Bedrückend ist die Tatsache, dass die meisten EU-Regierungen auf die anhaltenden Verstöße der israelischen Regierungen gegen Internationales Rechts und universell verbriefte Grund– und Menschenrechte nur sehr verhalten oder gar nicht reagieren. Die Verteidigung des Völkerrechts wird Nichtregierungsorganisationen, Parteien und AktivistIinnen der Zivilgesellschaften überlassen.

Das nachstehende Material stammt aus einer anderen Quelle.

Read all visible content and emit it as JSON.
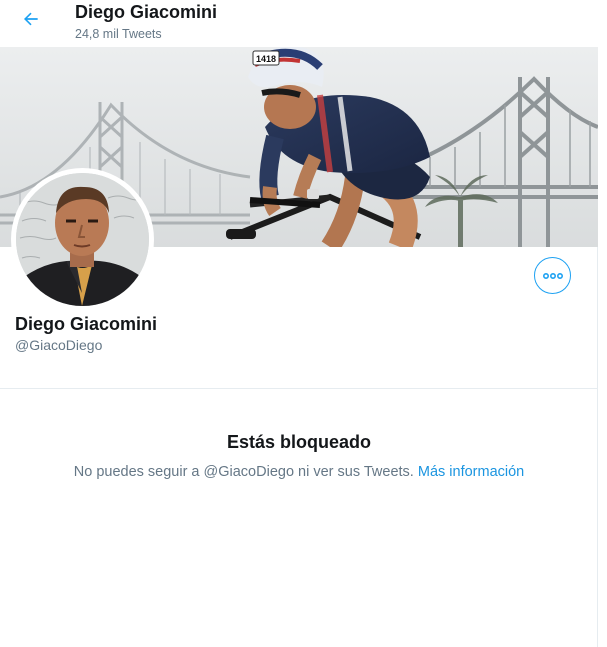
{
  "header": {
    "back_icon": "arrow-left-icon",
    "name": "Diego Giacomini",
    "tweet_count": "24,8 mil Tweets"
  },
  "profile": {
    "name": "Diego Giacomini",
    "handle": "@GiacoDiego",
    "banner_bib": "1418",
    "more_icon": "more-horizontal-icon"
  },
  "blocked": {
    "title": "Estás bloqueado",
    "message": "No puedes seguir a @GiacoDiego ni ver sus Tweets. ",
    "link": "Más información"
  },
  "colors": {
    "accent": "#1da1f2",
    "link": "#1b95e0",
    "secondary_text": "#657786",
    "divider": "#e6ecf0"
  }
}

Die Liga fordert die Bundesregierung und namentlich Außenminister Walter Steinmeier auf, sich nachdrücklich und öffentlich sichtbar für die Achtung der als Internationales Recht universell verbrieften Grund– und Menschenrechte auch in den von Israel besetzten Gebieten einzusetzen.
Die unveräußerlichen Grundrechte auf Meinungs- und Versammlungsfreiheit müssen auch für PalästinenserInnen garantiert sein. Deshalb ist die Bundesregierung gehalten, die Kriminalisierung gewaltfreier Demonstrationen durch Israel zu rügen und auf die Einstellung des Verfahrens gegen Abu Rahmah hinzuwirken. Zumindest erwartet die Liga, dass der Botschafter der Bundesrepublik Deutschland in Israel die Vorgänge auf dem Militärgericht am 8. Februar genau beobachtet und gegen prozessuale Ungreimtheiten und Menschenrechtsverletzungen protestiert.